ERF for SHGs

Despite Christian Buil's recommendation to use ND filters as ERFs, I have observed that any ND filter can negatively impact image quality, including the Hoya ProND he suggests. This can be attributed to the fact that these filters are constructed with very thin substrates relative to their diameter. In contrast, solar Energy Rejection Filters (ERFs) typically have a thickness-to-diameter ratio of around 1:15. For example, a 100mm ERF should be at least 7mm thick, while a 130mm ERF would be approximately 9mm thick. These dielectric filters reject unwanted energy primarily through reflection, absorbing only a minimal amount of heat.

ND filters, on the other hand, are absorption filters that work by absorbing heat rather than reflecting it. To withstand the thermal stress caused by substrate expansion while maintaining wavefront integrity, absorption filters must be particularly thick. For instance, Daystar’s absorption ERFs are very thick, with a thickness-to-diameter ratio of about 1/8 to 1/10 (meaning a 130mm ERF would be around 13mm thick). In comparison, typical ND filters are only about 2mm thick for any diameter, such as the 82mm filter I purchased.

Furthermore, ERFs on solar scopes are usually mounted in a loose cell, allowing for movement and expansion as they heat up. This design is crucial; if the edges of the filter are held too tightly, thermal expansion can cause warping, which degrades the wavefront. ND filters are not designed for solar observation. While the Hoya ProND exhibits good surface quality (lambda/4 or better), prolonged use under the Sun ultimately leads to a decline in image quality.

For these reasons, I advise against using ND filters, particularly for larger apertures. Instead, I recommend using a solar wedge (Herschel prism) as an ERF. A high-quality solar wedge effectively rejects most of the heat while maintaining excellent image quality, and they are generally affordable—options priced around $120 from China can work well.
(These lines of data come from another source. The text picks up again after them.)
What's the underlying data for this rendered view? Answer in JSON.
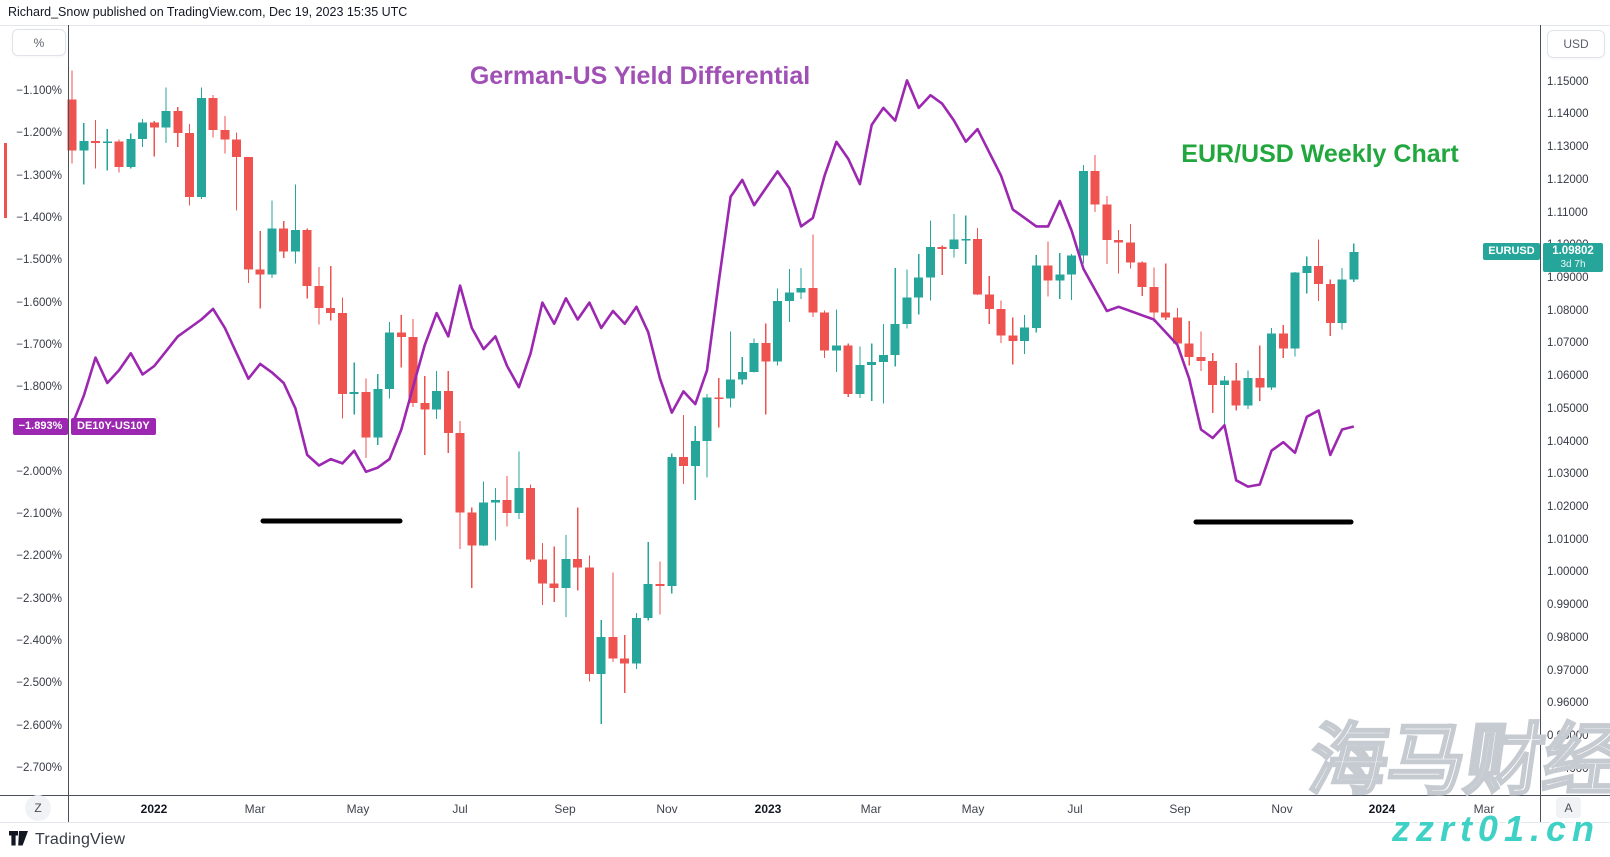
{
  "header": {
    "text": "Richard_Snow published on TradingView.com, Dec 19, 2023 15:35 UTC"
  },
  "titles": {
    "yield": {
      "text": "German-US Yield Differential",
      "color": "#a04fb5"
    },
    "eurusd": {
      "text": "EUR/USD Weekly Chart",
      "color": "#21a73d"
    }
  },
  "left_axis": {
    "unit_button": "%",
    "tag": {
      "label": "−1.893%",
      "value": -1.893
    },
    "series_tag": "DE10Y-US10Y",
    "ticks": [
      {
        "label": "−1.100%",
        "value": -1.1
      },
      {
        "label": "−1.200%",
        "value": -1.2
      },
      {
        "label": "−1.300%",
        "value": -1.3
      },
      {
        "label": "−1.400%",
        "value": -1.4
      },
      {
        "label": "−1.500%",
        "value": -1.5
      },
      {
        "label": "−1.600%",
        "value": -1.6
      },
      {
        "label": "−1.700%",
        "value": -1.7
      },
      {
        "label": "−1.800%",
        "value": -1.8
      },
      {
        "label": "−2.000%",
        "value": -2.0
      },
      {
        "label": "−2.100%",
        "value": -2.1
      },
      {
        "label": "−2.200%",
        "value": -2.2
      },
      {
        "label": "−2.300%",
        "value": -2.3
      },
      {
        "label": "−2.400%",
        "value": -2.4
      },
      {
        "label": "−2.500%",
        "value": -2.5
      },
      {
        "label": "−2.600%",
        "value": -2.6
      },
      {
        "label": "−2.700%",
        "value": -2.7
      }
    ]
  },
  "right_axis": {
    "unit_button": "USD",
    "price_tag": {
      "symbol": "EURUSD",
      "price": "1.09802",
      "countdown": "3d 7h",
      "value": 1.09802
    },
    "ticks": [
      {
        "label": "1.15000",
        "value": 1.15
      },
      {
        "label": "1.14000",
        "value": 1.14
      },
      {
        "label": "1.13000",
        "value": 1.13
      },
      {
        "label": "1.12000",
        "value": 1.12
      },
      {
        "label": "1.11000",
        "value": 1.11
      },
      {
        "label": "1.10000",
        "value": 1.1
      },
      {
        "label": "1.09000",
        "value": 1.09
      },
      {
        "label": "1.08000",
        "value": 1.08
      },
      {
        "label": "1.07000",
        "value": 1.07
      },
      {
        "label": "1.06000",
        "value": 1.06
      },
      {
        "label": "1.05000",
        "value": 1.05
      },
      {
        "label": "1.04000",
        "value": 1.04
      },
      {
        "label": "1.03000",
        "value": 1.03
      },
      {
        "label": "1.02000",
        "value": 1.02
      },
      {
        "label": "1.01000",
        "value": 1.01
      },
      {
        "label": "1.00000",
        "value": 1.0
      },
      {
        "label": "0.99000",
        "value": 0.99
      },
      {
        "label": "0.98000",
        "value": 0.98
      },
      {
        "label": "0.97000",
        "value": 0.97
      },
      {
        "label": "0.96000",
        "value": 0.96
      },
      {
        "label": "0.95000",
        "value": 0.95
      },
      {
        "label": "0.94000",
        "value": 0.94
      }
    ]
  },
  "time_axis": {
    "reset_button": "Z",
    "autoscale_button": "A",
    "ticks": [
      {
        "label": "2022",
        "week": 8.0,
        "major": true
      },
      {
        "label": "Mar",
        "week": 16.6,
        "major": false
      },
      {
        "label": "May",
        "week": 25.3,
        "major": false
      },
      {
        "label": "Jul",
        "week": 34.0,
        "major": false
      },
      {
        "label": "Sep",
        "week": 42.9,
        "major": false
      },
      {
        "label": "Nov",
        "week": 51.6,
        "major": false
      },
      {
        "label": "2023",
        "week": 60.2,
        "major": true
      },
      {
        "label": "Mar",
        "week": 68.9,
        "major": false
      },
      {
        "label": "May",
        "week": 77.6,
        "major": false
      },
      {
        "label": "Jul",
        "week": 86.3,
        "major": false
      },
      {
        "label": "Sep",
        "week": 95.2,
        "major": false
      },
      {
        "label": "Nov",
        "week": 103.9,
        "major": false
      },
      {
        "label": "2024",
        "week": 112.4,
        "major": true
      },
      {
        "label": "Mar",
        "week": 121.1,
        "major": false
      }
    ]
  },
  "footer": {
    "brand": "TradingView"
  },
  "watermark": {
    "cjk": "海马财经",
    "url": "zzrt01.cn",
    "url_color": "#3fd1c6"
  },
  "colors": {
    "up": "#26a69a",
    "down": "#ef5350",
    "yield_line": "#9c27b0",
    "tag_purple": "#9c27b0",
    "tag_teal": "#26a69a",
    "annotation": "#000000"
  },
  "chart_data": {
    "type": "candlestick+line",
    "title": "German-US Yield Differential vs EUR/USD Weekly Chart",
    "series": [
      {
        "name": "EURUSD weekly candles",
        "axis": "right",
        "style": "candlestick"
      },
      {
        "name": "DE10Y-US10Y yield differential",
        "axis": "left",
        "style": "line",
        "color": "#9c27b0",
        "last_value": -1.893
      }
    ],
    "right_axis_range": [
      0.94,
      1.15
    ],
    "left_axis_range": [
      -2.7,
      -1.1
    ],
    "grid": false,
    "candles_ohlc": [
      [
        1.1445,
        1.1535,
        1.125,
        1.129
      ],
      [
        1.129,
        1.1374,
        1.1186,
        1.1318
      ],
      [
        1.1318,
        1.1383,
        1.1235,
        1.1313
      ],
      [
        1.1313,
        1.1355,
        1.1228,
        1.1317
      ],
      [
        1.1317,
        1.1324,
        1.1222,
        1.1239
      ],
      [
        1.1239,
        1.1342,
        1.1234,
        1.1325
      ],
      [
        1.1325,
        1.1386,
        1.13,
        1.1375
      ],
      [
        1.1375,
        1.138,
        1.1272,
        1.136
      ],
      [
        1.136,
        1.1483,
        1.1313,
        1.1411
      ],
      [
        1.1411,
        1.1422,
        1.1301,
        1.1343
      ],
      [
        1.1343,
        1.137,
        1.1121,
        1.1148
      ],
      [
        1.1148,
        1.1483,
        1.1141,
        1.145
      ],
      [
        1.145,
        1.146,
        1.133,
        1.1352
      ],
      [
        1.1352,
        1.1395,
        1.128,
        1.1324
      ],
      [
        1.1324,
        1.1344,
        1.1106,
        1.127
      ],
      [
        1.127,
        1.127,
        1.0885,
        1.0926
      ],
      [
        1.0926,
        1.1043,
        1.0806,
        1.0911
      ],
      [
        1.0911,
        1.1137,
        1.09,
        1.1051
      ],
      [
        1.1051,
        1.1074,
        1.0961,
        1.0981
      ],
      [
        1.0981,
        1.1185,
        1.0945,
        1.1046
      ],
      [
        1.1046,
        1.1052,
        1.0837,
        1.0876
      ],
      [
        1.0876,
        1.0933,
        1.0758,
        1.0808
      ],
      [
        1.0808,
        1.0936,
        1.077,
        1.0793
      ],
      [
        1.0793,
        1.084,
        1.0471,
        1.0545
      ],
      [
        1.0545,
        1.0642,
        1.0483,
        1.0551
      ],
      [
        1.0551,
        1.0593,
        1.0349,
        1.0412
      ],
      [
        1.0412,
        1.0607,
        1.0389,
        1.0561
      ],
      [
        1.0561,
        1.0765,
        1.0532,
        1.0733
      ],
      [
        1.0733,
        1.0787,
        1.0627,
        1.072
      ],
      [
        1.072,
        1.0774,
        1.0506,
        1.0518
      ],
      [
        1.0518,
        1.0601,
        1.0359,
        1.0498
      ],
      [
        1.0498,
        1.0615,
        1.0469,
        1.0554
      ],
      [
        1.0554,
        1.0616,
        1.0365,
        1.0426
      ],
      [
        1.0426,
        1.0463,
        1.0072,
        1.0183
      ],
      [
        1.0183,
        1.0199,
        0.9952,
        1.0082
      ],
      [
        1.0082,
        1.0278,
        1.008,
        1.0213
      ],
      [
        1.0213,
        1.0258,
        1.0097,
        1.0222
      ],
      [
        1.0222,
        1.0294,
        1.0141,
        1.0181
      ],
      [
        1.0181,
        1.0369,
        1.0163,
        1.0258
      ],
      [
        1.0258,
        1.0269,
        1.0032,
        1.0039
      ],
      [
        1.0039,
        1.009,
        0.99,
        0.9966
      ],
      [
        0.9966,
        1.0079,
        0.991,
        0.9952
      ],
      [
        0.9952,
        1.0114,
        0.9864,
        1.0041
      ],
      [
        1.0041,
        1.0198,
        0.9945,
        1.0015
      ],
      [
        1.0015,
        1.0051,
        0.9667,
        0.969
      ],
      [
        0.969,
        0.9854,
        0.9536,
        0.9802
      ],
      [
        0.9802,
        0.9999,
        0.9726,
        0.9737
      ],
      [
        0.9737,
        0.9808,
        0.9632,
        0.9721
      ],
      [
        0.9721,
        0.9876,
        0.9704,
        0.9861
      ],
      [
        0.9861,
        1.0093,
        0.9853,
        0.9965
      ],
      [
        0.9965,
        1.0034,
        0.9872,
        0.9959
      ],
      [
        0.9959,
        1.0364,
        0.9936,
        1.0353
      ],
      [
        1.0353,
        1.0481,
        1.0271,
        1.0325
      ],
      [
        1.0325,
        1.0448,
        1.0222,
        1.0402
      ],
      [
        1.0402,
        1.0545,
        1.029,
        1.0535
      ],
      [
        1.0535,
        1.0595,
        1.0443,
        1.0531
      ],
      [
        1.0531,
        1.0737,
        1.0504,
        1.059
      ],
      [
        1.059,
        1.0659,
        1.0575,
        1.0613
      ],
      [
        1.0613,
        1.0715,
        1.0611,
        1.0702
      ],
      [
        1.0702,
        1.0761,
        1.0482,
        1.0645
      ],
      [
        1.0645,
        1.0868,
        1.0632,
        1.083
      ],
      [
        1.083,
        1.0927,
        1.0766,
        1.0855
      ],
      [
        1.0855,
        1.093,
        1.0835,
        1.087
      ],
      [
        1.087,
        1.1033,
        1.078,
        1.0794
      ],
      [
        1.0794,
        1.08,
        1.0655,
        1.0679
      ],
      [
        1.0679,
        1.0804,
        1.0613,
        1.0694
      ],
      [
        1.0694,
        1.0699,
        1.0536,
        1.0546
      ],
      [
        1.0546,
        1.0691,
        1.0533,
        1.0634
      ],
      [
        1.0634,
        1.07,
        1.0524,
        1.0643
      ],
      [
        1.0643,
        1.076,
        1.0516,
        1.0665
      ],
      [
        1.0665,
        1.093,
        1.063,
        1.076
      ],
      [
        1.076,
        1.0926,
        1.0745,
        1.0841
      ],
      [
        1.0841,
        1.0973,
        1.0788,
        1.0901
      ],
      [
        1.0901,
        1.1075,
        1.0831,
        1.0994
      ],
      [
        1.0994,
        1.1,
        1.0909,
        1.0989
      ],
      [
        1.0989,
        1.1096,
        1.0963,
        1.1018
      ],
      [
        1.1018,
        1.1091,
        1.0942,
        1.1019
      ],
      [
        1.1019,
        1.1053,
        1.0848,
        1.085
      ],
      [
        1.085,
        1.0906,
        1.076,
        1.0805
      ],
      [
        1.0805,
        1.0831,
        1.0701,
        1.0724
      ],
      [
        1.0724,
        1.0779,
        1.0635,
        1.0707
      ],
      [
        1.0707,
        1.0787,
        1.0667,
        1.0748
      ],
      [
        1.0748,
        1.0971,
        1.0733,
        1.0938
      ],
      [
        1.0938,
        1.1012,
        1.0844,
        1.0893
      ],
      [
        1.0893,
        1.0977,
        1.0835,
        1.091
      ],
      [
        1.091,
        1.0973,
        1.0833,
        1.0968
      ],
      [
        1.0968,
        1.1245,
        1.0944,
        1.1227
      ],
      [
        1.1227,
        1.1276,
        1.1102,
        1.1125
      ],
      [
        1.1125,
        1.115,
        1.0943,
        1.1016
      ],
      [
        1.1016,
        1.1046,
        1.0913,
        1.1009
      ],
      [
        1.1009,
        1.1065,
        1.0929,
        1.0947
      ],
      [
        1.0947,
        1.095,
        1.0845,
        1.0873
      ],
      [
        1.0873,
        1.0932,
        1.0766,
        1.0795
      ],
      [
        1.0795,
        1.0945,
        1.0771,
        1.0779
      ],
      [
        1.0779,
        1.0809,
        1.0686,
        1.07
      ],
      [
        1.07,
        1.0769,
        1.0632,
        1.0658
      ],
      [
        1.0658,
        1.0737,
        1.0615,
        1.0646
      ],
      [
        1.0646,
        1.0671,
        1.0488,
        1.0573
      ],
      [
        1.0573,
        1.06,
        1.0448,
        1.0586
      ],
      [
        1.0586,
        1.064,
        1.0495,
        1.051
      ],
      [
        1.051,
        1.0617,
        1.05,
        1.0594
      ],
      [
        1.0594,
        1.0694,
        1.0524,
        1.0565
      ],
      [
        1.0565,
        1.0747,
        1.0557,
        1.073
      ],
      [
        1.073,
        1.0756,
        1.0656,
        1.0685
      ],
      [
        1.0685,
        1.0919,
        1.066,
        1.0916
      ],
      [
        1.0916,
        1.0965,
        1.0852,
        1.0937
      ],
      [
        1.0937,
        1.1017,
        1.0829,
        1.0881
      ],
      [
        1.0881,
        1.0895,
        1.0723,
        1.0763
      ],
      [
        1.0763,
        1.093,
        1.0742,
        1.0895
      ],
      [
        1.0895,
        1.1005,
        1.0888,
        1.098
      ]
    ],
    "yield_line": [
      -1.89,
      -1.82,
      -1.73,
      -1.79,
      -1.76,
      -1.72,
      -1.77,
      -1.75,
      -1.715,
      -1.68,
      -1.66,
      -1.64,
      -1.615,
      -1.66,
      -1.72,
      -1.78,
      -1.745,
      -1.765,
      -1.79,
      -1.85,
      -1.96,
      -1.985,
      -1.97,
      -1.98,
      -1.95,
      -2.0,
      -1.99,
      -1.97,
      -1.9,
      -1.8,
      -1.7,
      -1.625,
      -1.68,
      -1.56,
      -1.66,
      -1.71,
      -1.68,
      -1.75,
      -1.8,
      -1.72,
      -1.6,
      -1.65,
      -1.59,
      -1.64,
      -1.6,
      -1.66,
      -1.62,
      -1.65,
      -1.61,
      -1.67,
      -1.78,
      -1.86,
      -1.81,
      -1.84,
      -1.76,
      -1.55,
      -1.35,
      -1.31,
      -1.37,
      -1.33,
      -1.29,
      -1.33,
      -1.42,
      -1.4,
      -1.3,
      -1.22,
      -1.26,
      -1.32,
      -1.18,
      -1.14,
      -1.17,
      -1.075,
      -1.14,
      -1.11,
      -1.13,
      -1.17,
      -1.22,
      -1.19,
      -1.245,
      -1.3,
      -1.38,
      -1.4,
      -1.42,
      -1.42,
      -1.36,
      -1.43,
      -1.52,
      -1.57,
      -1.62,
      -1.61,
      -1.62,
      -1.63,
      -1.64,
      -1.67,
      -1.7,
      -1.78,
      -1.9,
      -1.92,
      -1.89,
      -2.02,
      -2.035,
      -2.03,
      -1.95,
      -1.93,
      -1.955,
      -1.87,
      -1.855,
      -1.96,
      -1.9,
      -1.893
    ],
    "annotations": [
      {
        "type": "hline-segment",
        "from_week": 17.2,
        "to_week": 28.9,
        "value": -2.116
      },
      {
        "type": "hline-segment",
        "from_week": 96.6,
        "to_week": 109.8,
        "value": -2.119
      }
    ]
  }
}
In my experience, the front optical cell absorbs very little heat (less than 0.5%) since the glass is essentially transparent in the visible and infrared spectrums. It becomes opaque only in deep UV (below 200nm), but those wavelengths have low intensity in the atmosphere and contribute minimal heat. After 4-5 hours of solar observation, the front cell of my 6" scope usually remains cool to the touch.

The objective lens faces minimal risk, as it is transparent and positioned in an unfocused beam. The only exception occurs with oil-spaced objectives, where prolonged exposure to direct sunlight can cause the spacer oil to become cloudy. While the objective glass may heat slightly and expand within its housing, potentially reducing figure accuracy, this primarily affects image quality without threatening the safety of the optics.

The real risk comes from components downstream of the objective. In larger scopes with additional glass elements (such as correctors or reducers) at the end of the focused light cone, there is a risk of focused sunlight damaging coatings of unknown quality. Although the likelihood of this is low, uneven heating could lead to cracks if the coating absorbs too much heat.

If using a subaperture narrowband filter as an ERF, there is a risk that the reflected beam could focus in front of the ERF. If the Sun is at an angle to the tube, this focused beam might strike the side lining of the tube and potentially damage the flocking material, although such occurrences are rare. The focused image typically remains only a few centimeters above the ERF surface, making it difficult to hit the tube wall directly. The beam expands rapidly, losing its damaging potential as it spreads.

If no ERF is used and only the slit is exposed, the reflected beam from the slit will likely strike the side of the 1.25" nosepiece of the SHG (since the slit is mounted at an angle), which poses no danger to the scope, although the nosepiece may become warm to the touch.

The safest method for ERF implementation is to use a front-mounted ERF, which rejects heat before it reaches the tube, though these can be more expensive and they limit the wavelength that you can observe with your SHG. The second safest option is a Herschel prism, which directs heat out the back of the scope while producing minimal reflected light. This also improves exposure time management, which is essential for SHGs. The Herschel wedge allows you to observe in full spectrum.

For our MLAstro slit, we utilize a specialized material with a Quartz substrate and a unique coating process. Some lime-soda slit, however, is not designed for solar use; it was originally intended for nighttime applications. Its substrate is made of lime-soda glass, which expands significantly under heat and can crack easily. Additionally, its thin coating has a low blocking rating (OD5), making it susceptible to melting with excessive heat.

In contrast, our Quartz slit features a low thermal expansion coefficient, making it highly resilient to solar heat loads. Its thicker coating provides a much higher blocking rating (OD7, which is 100 times better than that of the lime soda slit) and is more durable overall.

I have successfully used the Quartz slit without ERF filters on a 4" scope (102mm) for extended periods without issue. So usage of an ERF on scope smaller than 4" is not a must, but if you choose to use the ERF on your setup, it'll definitely reduce the heat flux that hit the slit and extend it's life span. A UV-IR cut filter in front of the slit is enough to significantly reduce the chance of slit damage due to over heating.